Three rings for the Elven-kings under the sky…

Third time pays for all…

Once the number three, being the third number be reached…

Dynamic Text- Monty Python: Holy Hand Grenade by Furnace1717 on YouTube

 

…it shall be heretowith known as the third anniversary of Co-Geeking.

Following are a few high points from the past year for us:

Favorite posts

Erik: My favorite post of the past year is What Makes a Fantasy World Feel European?, in which I tried to dig into some of the deeper elements of worldbuilding that keep imagined worlds tied to European models, even when some of the surface details are changed up. There is a great deal more that could be said on this subject, but I think the pattern I explored of cultural and economic integration combined with political fragmentation is useful for us to keep in mind when reading, writing, or thinking about secondary-world fantasy fiction.

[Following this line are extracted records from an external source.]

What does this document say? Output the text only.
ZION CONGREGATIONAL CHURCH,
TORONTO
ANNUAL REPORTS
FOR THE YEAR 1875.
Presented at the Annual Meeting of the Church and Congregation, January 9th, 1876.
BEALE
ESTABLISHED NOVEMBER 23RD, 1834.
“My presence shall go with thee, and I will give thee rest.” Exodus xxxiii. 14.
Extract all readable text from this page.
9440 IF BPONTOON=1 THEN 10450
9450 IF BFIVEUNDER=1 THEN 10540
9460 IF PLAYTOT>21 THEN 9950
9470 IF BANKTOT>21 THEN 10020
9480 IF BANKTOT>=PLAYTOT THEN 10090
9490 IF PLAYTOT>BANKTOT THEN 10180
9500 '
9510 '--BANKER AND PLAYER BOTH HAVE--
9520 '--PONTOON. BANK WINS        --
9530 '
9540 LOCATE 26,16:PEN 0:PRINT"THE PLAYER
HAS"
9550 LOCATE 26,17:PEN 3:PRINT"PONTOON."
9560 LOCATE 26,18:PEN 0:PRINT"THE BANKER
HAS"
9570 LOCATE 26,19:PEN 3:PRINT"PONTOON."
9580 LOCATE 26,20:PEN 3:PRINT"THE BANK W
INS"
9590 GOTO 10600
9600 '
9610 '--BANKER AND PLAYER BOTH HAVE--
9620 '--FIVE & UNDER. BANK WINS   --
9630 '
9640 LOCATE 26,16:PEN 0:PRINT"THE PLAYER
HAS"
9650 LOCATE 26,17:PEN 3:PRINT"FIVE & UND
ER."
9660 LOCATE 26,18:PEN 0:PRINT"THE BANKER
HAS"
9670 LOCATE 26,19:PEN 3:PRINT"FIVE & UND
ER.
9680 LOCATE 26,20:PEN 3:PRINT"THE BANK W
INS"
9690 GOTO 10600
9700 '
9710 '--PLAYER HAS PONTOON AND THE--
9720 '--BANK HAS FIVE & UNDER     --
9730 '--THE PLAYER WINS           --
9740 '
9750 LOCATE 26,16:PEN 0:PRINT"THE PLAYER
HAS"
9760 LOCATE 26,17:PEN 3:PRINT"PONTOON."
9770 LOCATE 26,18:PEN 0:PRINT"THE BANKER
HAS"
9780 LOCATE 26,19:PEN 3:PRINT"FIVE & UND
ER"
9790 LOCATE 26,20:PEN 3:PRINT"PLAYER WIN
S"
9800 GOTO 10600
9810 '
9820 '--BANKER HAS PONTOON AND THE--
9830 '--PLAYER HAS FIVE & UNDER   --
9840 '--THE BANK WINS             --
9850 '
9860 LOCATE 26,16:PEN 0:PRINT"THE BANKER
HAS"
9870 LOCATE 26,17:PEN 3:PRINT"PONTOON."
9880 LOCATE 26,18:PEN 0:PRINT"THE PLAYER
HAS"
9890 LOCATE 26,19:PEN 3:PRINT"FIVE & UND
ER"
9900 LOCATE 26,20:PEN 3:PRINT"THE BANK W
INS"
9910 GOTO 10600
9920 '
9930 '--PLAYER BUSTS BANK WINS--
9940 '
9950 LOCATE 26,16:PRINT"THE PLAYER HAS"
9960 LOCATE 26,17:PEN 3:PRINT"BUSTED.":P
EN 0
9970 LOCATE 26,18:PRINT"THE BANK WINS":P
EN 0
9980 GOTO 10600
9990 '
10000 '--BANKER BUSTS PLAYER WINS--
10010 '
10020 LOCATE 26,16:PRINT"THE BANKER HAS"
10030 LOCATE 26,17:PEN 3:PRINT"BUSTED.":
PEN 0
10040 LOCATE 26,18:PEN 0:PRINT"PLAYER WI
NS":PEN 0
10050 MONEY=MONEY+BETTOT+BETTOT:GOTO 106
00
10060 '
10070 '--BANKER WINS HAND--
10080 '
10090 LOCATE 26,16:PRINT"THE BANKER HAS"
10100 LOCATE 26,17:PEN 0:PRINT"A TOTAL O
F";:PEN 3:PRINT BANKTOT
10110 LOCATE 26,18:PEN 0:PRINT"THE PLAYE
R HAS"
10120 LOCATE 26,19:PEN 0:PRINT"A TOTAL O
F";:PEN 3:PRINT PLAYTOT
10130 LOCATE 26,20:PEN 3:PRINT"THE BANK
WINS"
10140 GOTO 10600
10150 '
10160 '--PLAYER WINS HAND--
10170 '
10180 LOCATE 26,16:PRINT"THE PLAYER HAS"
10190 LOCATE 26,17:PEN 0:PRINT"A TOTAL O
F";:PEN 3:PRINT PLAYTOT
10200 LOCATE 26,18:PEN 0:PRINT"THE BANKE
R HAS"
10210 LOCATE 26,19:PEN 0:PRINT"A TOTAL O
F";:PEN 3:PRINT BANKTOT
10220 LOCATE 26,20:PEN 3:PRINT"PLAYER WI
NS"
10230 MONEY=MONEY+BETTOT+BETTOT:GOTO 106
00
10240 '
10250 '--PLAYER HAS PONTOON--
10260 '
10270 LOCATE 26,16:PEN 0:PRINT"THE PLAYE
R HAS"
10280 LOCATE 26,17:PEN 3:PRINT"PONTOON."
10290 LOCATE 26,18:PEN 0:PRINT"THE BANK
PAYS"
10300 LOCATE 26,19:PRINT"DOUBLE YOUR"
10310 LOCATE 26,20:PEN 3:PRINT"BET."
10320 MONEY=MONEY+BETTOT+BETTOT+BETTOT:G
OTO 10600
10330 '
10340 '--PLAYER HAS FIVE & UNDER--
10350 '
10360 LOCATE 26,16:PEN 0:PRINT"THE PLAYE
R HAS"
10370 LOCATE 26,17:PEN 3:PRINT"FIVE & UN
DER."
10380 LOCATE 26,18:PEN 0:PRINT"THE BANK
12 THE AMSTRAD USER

Eppu: Like last year, I have a tie again. Firstly, Good Night, Cassini, Good Work, I’ll Most Likely Kill You in the Morning, for I continue to be flabbergasted over the amazing photos sent by the Cassini mission to Saturn. Secondly—and, interestingly, completely at the other end of human history—is the Ancient Clay Cup Animation of a scene laid out on a clay cup at the Bronze Age site of Shahr-e Sūkhté (or Shahr-e Sukhteh) in Sistan, southeastern Iran.

A Trio of Heroes

(a favorite geeky thing that happened this year)

Eppu: Black Panther the movie! It was visually beautiful and skillfully constructed (both storywise and with respect to the effects), but the absolute best thing about it was the humanity in the story. Like Erik said in our random thoughts post, “Black Panther feels like the movie we most need in 2018: a meditation on the temptations of division, resentment, and revenge and the hard choice of embracing a flawed and fractured world with hope.” Plus so. Many. Awesome. Women!

Erik: Superheroes aren’t just for white men any more. Although there have been non-white- and female-led superhero movies in the past, as aficionados will eagerly point out, the past year has felt like a corner being finally turned. Wonder Woman, Thor:Ragnarok, and Black Panther all showed that getting people who aren’t white and male into significant roles in front of and behind the camera can lead to superhero movies that are both artistically awesome and financially successful, and the follow-up to Infinity War looks set to hand the massive Marvel Cinematic Universe over to a cast that is, at the least, a bit less overwhelmingly white and male than we’ve had so far. We haven’t reached anything like parity yet, but this past year was a good step.